Origin of the Name Mackey
The origin of the name
Mackey was found in the allfamilycrests.com archives.
Over the centuries Surnames developed a wide number of variants. Different spellings of the same name can be traced back to an original root. Additionally when a bearer of a name emigrated it was not uncommon that their original name would be incorrectly transcribed in the record books at their new location. Surnames were also often altered over the years based on how they sounded phonetically and depending on the prevailing political conditions it may have been advantageous to change a name from one language to another.
Variants of the name Mackey
include Mackie, McKey and McKee. This name in Gaelic is O'Macdha and the latter variants are the anglicized forms of this. This sept came from Ormond.
A sept or clan is a collective term describing a group of persons whose immediate ancestors bore a common surname and inhabited the same territory. Irish septs and clans that are related often belong to even larger groups, sometimes called tribes.

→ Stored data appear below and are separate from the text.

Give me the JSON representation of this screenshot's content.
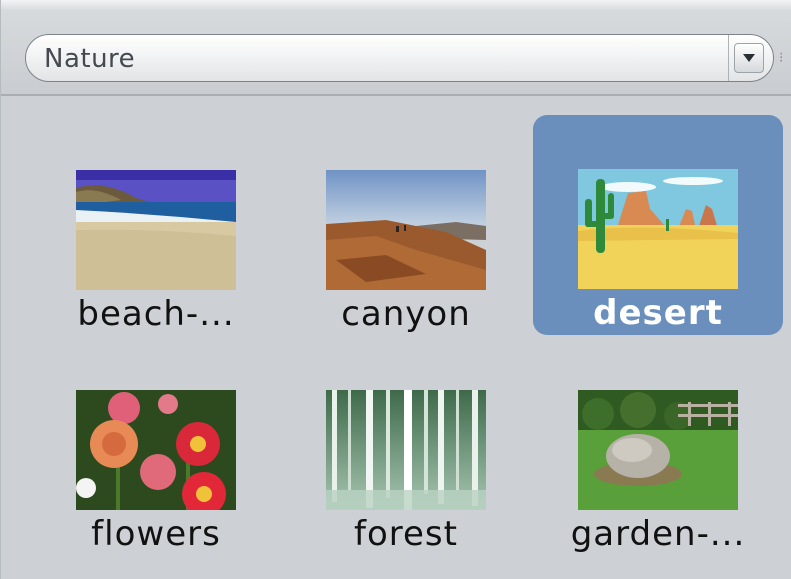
{
  "category_select": {
    "value": "Nature"
  },
  "gallery": {
    "items": [
      {
        "label": "beach-...",
        "thumbnail": "beach-thumbnail",
        "selected": false
      },
      {
        "label": "canyon",
        "thumbnail": "canyon-thumbnail",
        "selected": false
      },
      {
        "label": "desert",
        "thumbnail": "desert-thumbnail",
        "selected": true
      },
      {
        "label": "flowers",
        "thumbnail": "flowers-thumbnail",
        "selected": false
      },
      {
        "label": "forest",
        "thumbnail": "forest-thumbnail",
        "selected": false
      },
      {
        "label": "garden-...",
        "thumbnail": "garden-thumbnail",
        "selected": false
      }
    ]
  },
  "colors": {
    "panel": "#cdd1d5",
    "selection": "#6a8fbd"
  }
}
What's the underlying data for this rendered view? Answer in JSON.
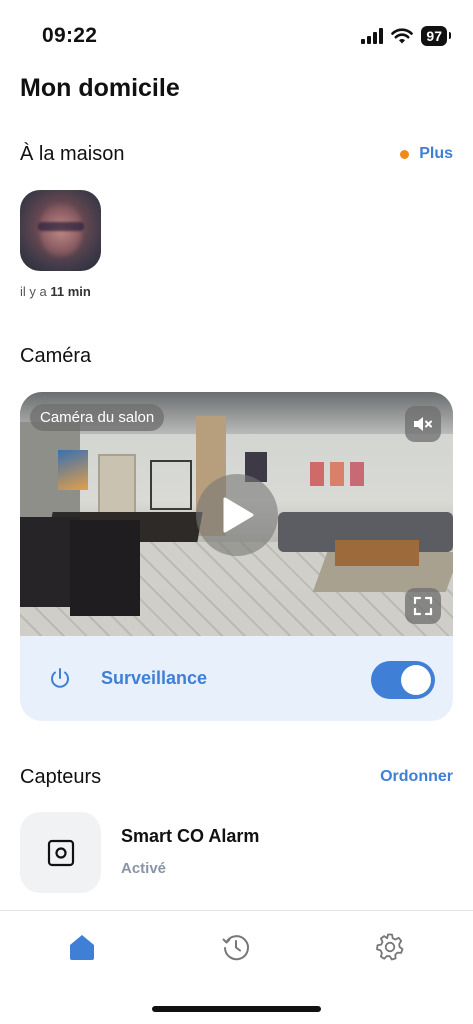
{
  "status_bar": {
    "time": "09:22",
    "battery": "97"
  },
  "page_title": "Mon domicile",
  "home_section": {
    "title": "À la maison",
    "more_label": "Plus",
    "time_ago_prefix": "il y a ",
    "time_ago_value": "11 min"
  },
  "camera_section": {
    "title": "Caméra",
    "camera_name": "Caméra du salon",
    "surveillance_label": "Surveillance",
    "surveillance_on": true
  },
  "sensors_section": {
    "title": "Capteurs",
    "order_label": "Ordonner",
    "items": [
      {
        "name": "Smart CO Alarm",
        "status": "Activé"
      }
    ]
  },
  "colors": {
    "accent": "#3f7fd6",
    "orange_dot": "#f08a1c",
    "card_bg": "#e8f0fb"
  },
  "tabs": [
    {
      "icon": "home-icon",
      "active": true
    },
    {
      "icon": "history-icon",
      "active": false
    },
    {
      "icon": "settings-icon",
      "active": false
    }
  ]
}
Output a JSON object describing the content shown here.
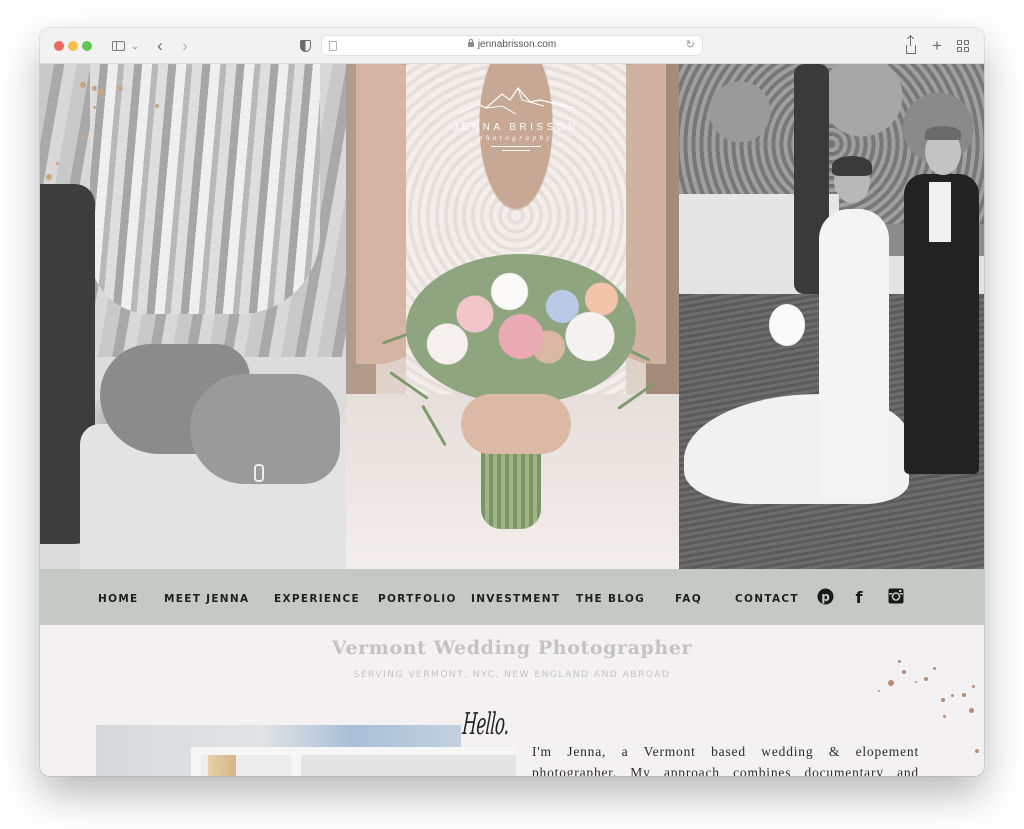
{
  "browser": {
    "url": "jennabrisson.com",
    "controls": {
      "close": "close",
      "minimize": "minimize",
      "zoom": "zoom"
    }
  },
  "site": {
    "logo": {
      "name": "JENNA BRISSON",
      "tagline": "photography"
    },
    "nav": {
      "items": [
        {
          "label": "HOME"
        },
        {
          "label": "MEET JENNA"
        },
        {
          "label": "EXPERIENCE"
        },
        {
          "label": "PORTFOLIO"
        },
        {
          "label": "INVESTMENT"
        },
        {
          "label": "THE BLOG"
        },
        {
          "label": "FAQ"
        },
        {
          "label": "CONTACT"
        }
      ],
      "social": [
        {
          "name": "pinterest",
          "glyph": "P"
        },
        {
          "name": "facebook",
          "glyph": "f"
        },
        {
          "name": "instagram",
          "glyph": "instagram"
        }
      ]
    },
    "hero_photos": [
      {
        "subject": "bride and groom hands at back of dress (black & white)"
      },
      {
        "subject": "bride holding pastel bouquet (color)"
      },
      {
        "subject": "bride and groom walking under tree (black & white)"
      }
    ],
    "main": {
      "title": "Vermont Wedding Photographer",
      "subtitle": "SERVING VERMONT, NYC, NEW ENGLAND AND ABROAD",
      "hello": "Hello.",
      "about_text": "I'm Jenna, a Vermont based wedding & elopement photographer. My approach combines documentary and"
    }
  },
  "colors": {
    "nav_bg": "#c5c9c5",
    "page_bg": "#f3f1f1",
    "title_gray": "#c4c2c2",
    "accent_gold": "#b2907a"
  }
}
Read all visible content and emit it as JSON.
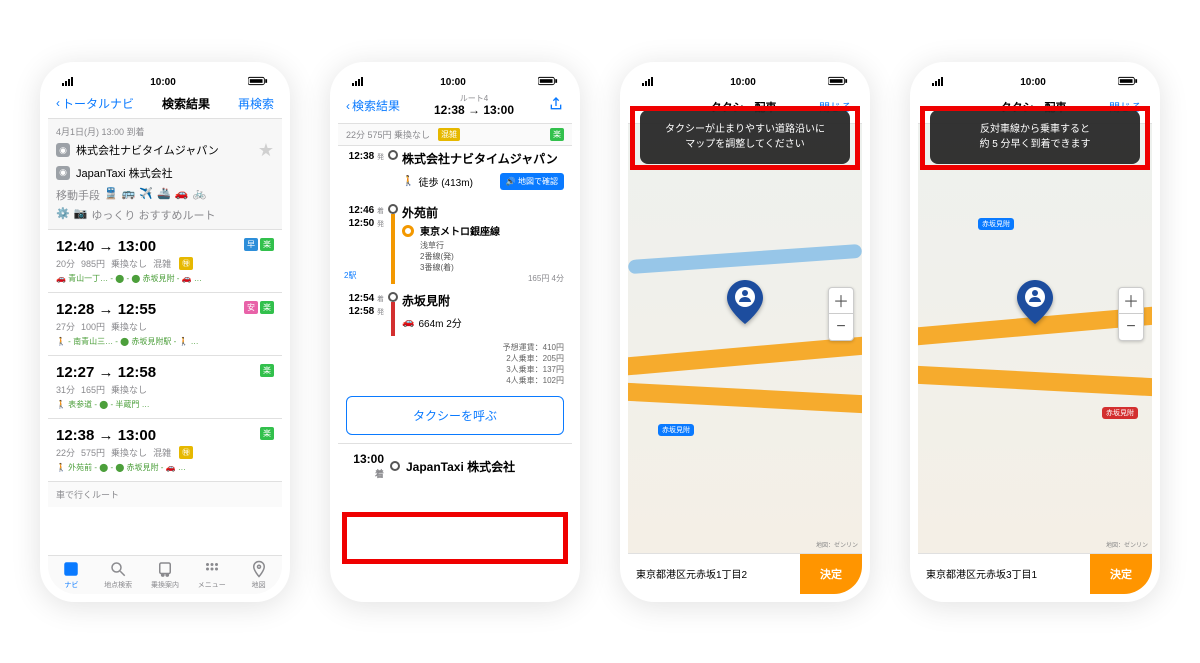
{
  "status": {
    "time": "10:00"
  },
  "p1": {
    "nav": {
      "back": "トータルナビ",
      "title": "検索結果",
      "right": "再検索"
    },
    "meta": "4月1日(月) 13:00 到着",
    "from": "株式会社ナビタイムジャパン",
    "to": "JapanTaxi 株式会社",
    "modes_label": "移動手段",
    "options_label": "ゆっくり おすすめルート",
    "car_route": "車で行くルート",
    "results": [
      {
        "time": "12:40 → 13:00",
        "dur": "20分",
        "fare": "985円",
        "transfer": "乗換なし",
        "cong": "混雑",
        "path": "🚗 青山一丁… - ⬤ - ⬤ 赤坂見附 - 🚗 …",
        "badges": [
          "早",
          "楽"
        ]
      },
      {
        "time": "12:28 → 12:55",
        "dur": "27分",
        "fare": "100円",
        "transfer": "乗換なし",
        "cong": "",
        "path": "🚶 - 南青山三… - ⬤ 赤坂見附駅 - 🚶 …",
        "badges": [
          "安",
          "楽"
        ]
      },
      {
        "time": "12:27 → 12:58",
        "dur": "31分",
        "fare": "165円",
        "transfer": "乗換なし",
        "cong": "",
        "path": "🚶 表参道 - ⬤ - 半蔵門 …",
        "badges": [
          "楽"
        ]
      },
      {
        "time": "12:38 → 13:00",
        "dur": "22分",
        "fare": "575円",
        "transfer": "乗換なし",
        "cong": "混雑",
        "path": "🚶 外苑前 - ⬤ - ⬤ 赤坂見附 - 🚗 …",
        "badges": [
          "楽"
        ]
      }
    ],
    "tabs": [
      "ナビ",
      "地点検索",
      "乗換案内",
      "メニュー",
      "地図"
    ]
  },
  "p2": {
    "nav": {
      "back": "検索結果",
      "route_no": "ルート4",
      "title": "12:38 → 13:00"
    },
    "meta": "22分 575円 乗換なし",
    "cong": "混雑",
    "dep_time": "12:38",
    "dep_suffix": "発",
    "dep_name": "株式会社ナビタイムジャパン",
    "walk": "徒歩 (413m)",
    "map_btn": "地図で確認",
    "s1_arr": "12:46",
    "s1_dep": "12:50",
    "s1_suffix_a": "着",
    "s1_suffix_d": "発",
    "s1_name": "外苑前",
    "line": "東京メトロ銀座線",
    "dest": "浅草行",
    "plat_dep": "2番線(発)",
    "plat_arr": "3番線(着)",
    "stops": "2駅",
    "fare": "165円 4分",
    "s2_arr": "12:54",
    "s2_dep": "12:58",
    "s2_name": "赤坂見附",
    "car": "664m 2分",
    "est_fare_label": "予想運賃：",
    "est_fare": "410円",
    "fare_2": "2人乗車：205円",
    "fare_3": "3人乗車：137円",
    "fare_4": "4人乗車：102円",
    "call_taxi": "タクシーを呼ぶ",
    "arr_time": "13:00",
    "arr_suffix": "着",
    "arr_name": "JapanTaxi 株式会社"
  },
  "p3": {
    "header": "タクシー配車",
    "close": "閉じる",
    "toast_l1": "タクシーが止まりやすい道路沿いに",
    "toast_l2": "マップを調整してください",
    "poi": "赤坂見附",
    "attrib": "地図：ゼンリン",
    "addr": "東京都港区元赤坂1丁目2",
    "confirm": "決定",
    "zoom_in": "＋",
    "zoom_out": "−"
  },
  "p4": {
    "header": "タクシー配車",
    "close": "閉じる",
    "toast_l1": "反対車線から乗車すると",
    "toast_l2": "約 5 分早く到着できます",
    "poi": "赤坂見附",
    "attrib": "地図：ゼンリン",
    "addr": "東京都港区元赤坂3丁目1",
    "confirm": "決定",
    "zoom_in": "＋",
    "zoom_out": "−"
  }
}
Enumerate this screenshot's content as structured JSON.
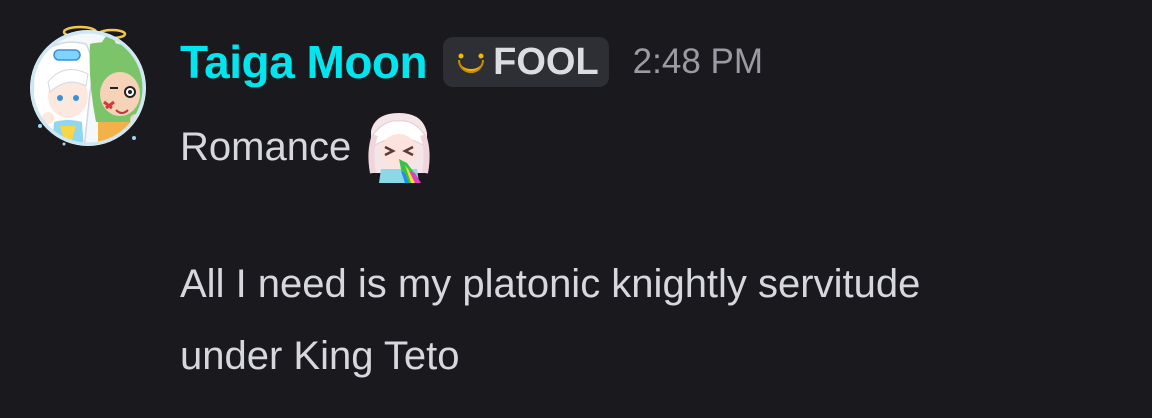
{
  "author": {
    "name": "Taiga Moon",
    "name_color": "#00e5ee"
  },
  "role_tag": {
    "icon": "crescent-moon-icon",
    "icon_color": "#f0b800",
    "label": "FOOL"
  },
  "timestamp": "2:48 PM",
  "message": {
    "line1": "Romance",
    "emoji": "anime-girl-rainbow-vomit-emoji",
    "line2": "All I need is my platonic knightly servitude",
    "line3": "under King Teto"
  },
  "colors": {
    "background": "#1a1a1e",
    "text": "#d7d8dd",
    "tag_background": "#2e2f35",
    "timestamp": "#9a9ba3"
  }
}
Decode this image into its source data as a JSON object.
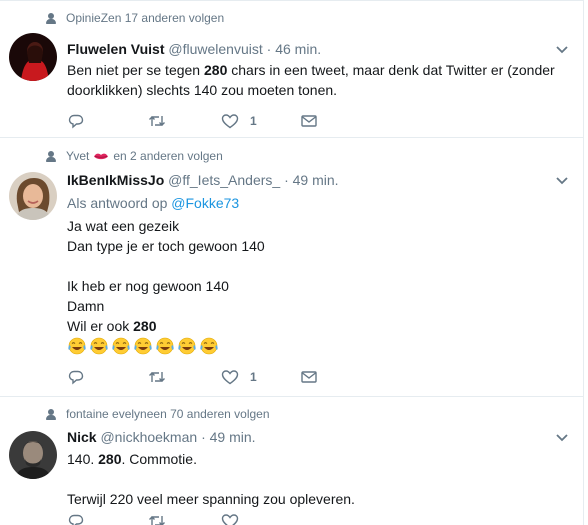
{
  "tweets": [
    {
      "context_prefix": "OpinieZ",
      "context_suffix": " en 17 anderen volgen",
      "name": "Fluwelen Vuist",
      "handle": "@fluwelenvuist",
      "time": "46 min.",
      "text_before": "Ben niet per se tegen ",
      "text_bold": "280",
      "text_after": " chars in een tweet, maar denk dat Twitter er (zonder\ndoorklikken) slechts 140 zou moeten tonen.",
      "like_count": "1"
    },
    {
      "context_prefix": "Yvet",
      "context_suffix": "en 2 anderen volgen",
      "name": "IkBenIkMissJo",
      "handle": "@ff_Iets_Anders_",
      "time": "49 min.",
      "reply_prefix": "Als antwoord op ",
      "reply_handle": "@Fokke73",
      "text_before": "Ja wat een gezeik\nDan type je er toch gewoon 140\n\nIk heb er nog gewoon 140\nDamn\nWil er ook ",
      "text_bold": "280",
      "like_count": "1",
      "emoji_count": 7
    },
    {
      "context_prefix": "fontaine evelyne",
      "context_suffix": " en 70 anderen volgen",
      "name": "Nick",
      "handle": "@nickhoekman",
      "time": "49 min.",
      "text_before": "140. ",
      "text_bold": "280",
      "text_after": ". Commotie.\n\nTerwijl 220 veel meer spanning zou opleveren."
    }
  ],
  "icons": {
    "reply": "reply-icon",
    "retweet": "retweet-icon",
    "like": "heart-icon",
    "dm": "envelope-icon",
    "more": "chevron-down-icon",
    "context": "person-icon"
  },
  "colors": {
    "link": "#1b95e0",
    "muted": "#657786",
    "text": "#14171a",
    "border": "#e6ecf0"
  }
}
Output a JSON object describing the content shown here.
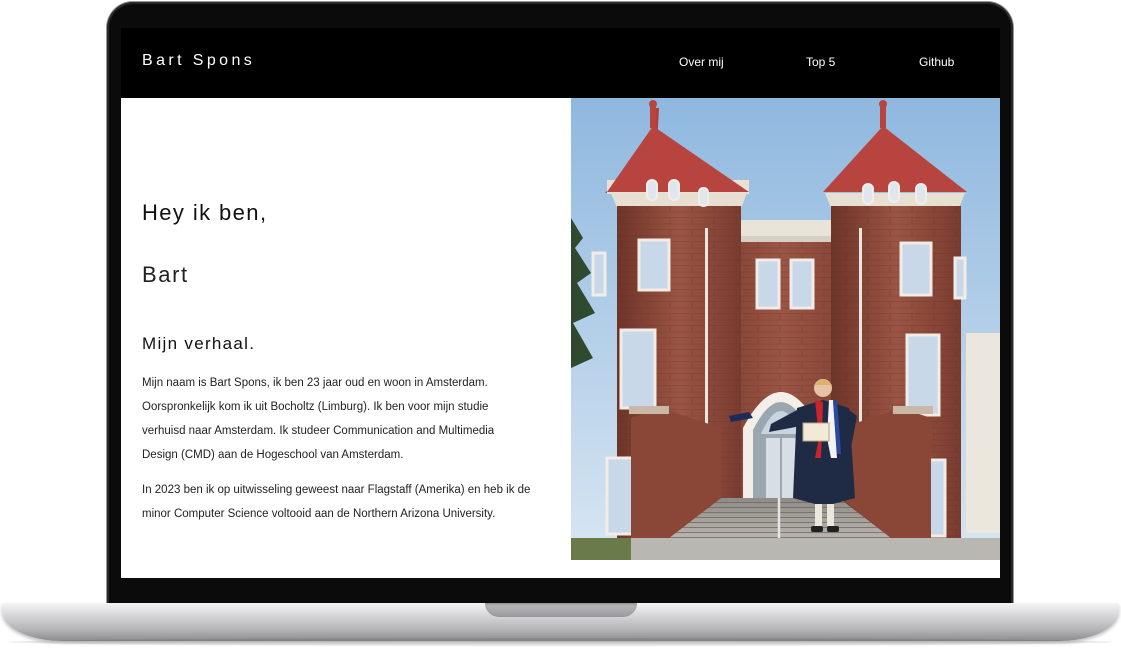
{
  "site": {
    "brand": "Bart Spons",
    "nav": [
      {
        "label": "Over mij"
      },
      {
        "label": "Top 5"
      },
      {
        "label": "Github"
      }
    ]
  },
  "hero": {
    "greeting": "Hey ik ben,",
    "name": "Bart"
  },
  "story": {
    "title": "Mijn verhaal.",
    "paragraphs": [
      "Mijn naam is Bart Spons, ik ben 23 jaar oud en woon in Amsterdam. Oorspronkelijk kom ik uit Bocholtz (Limburg). Ik ben voor mijn studie verhuisd naar Amsterdam. Ik studeer Communication and Multimedia Design (CMD) aan de Hogeschool van Amsterdam.",
      "In 2023 ben ik op uitwisseling geweest naar Flagstaff (Amerika) en heb ik de minor Computer Science voltooid aan de Northern Arizona University."
    ]
  },
  "colors": {
    "nav_bg": "#000000",
    "nav_text": "#ffffff",
    "body_text": "#222222",
    "brick": "#8e4a3a",
    "roof": "#b43d3a",
    "sky": "#a9c9e6"
  }
}
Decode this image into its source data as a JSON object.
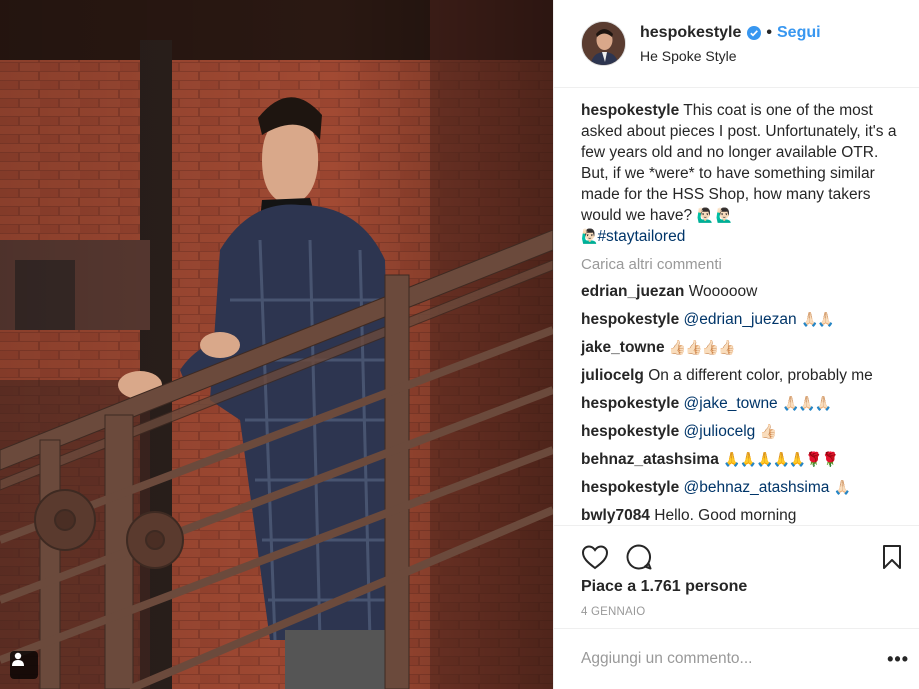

Their territory lay around the parish of Ballymackey, near Nenagh. By the sixteenth century they had spread to Limerick , Waterford, Kilkenny and Offaly and by the year 1666 were found in substantial numbers in County Tipperary. Captain MacKey was one of the most prominent and active of the Fenian organization. A James Townsend MacKey, 1777-1862, was author of a standard work on Irish plants, he being the creator of the Trinity College, Dublin , botanical gardens.
The Mackey coat of arms came into existence centuries ago. The process of creating coats of arms (also often called family crests) began in the eleventh century although a form of Proto-Heraldry may have existed in some countries prior to this. The new art of Heraldry made it possible for families and even individual family members to have their very own coat of arms, including all Mackey descendants.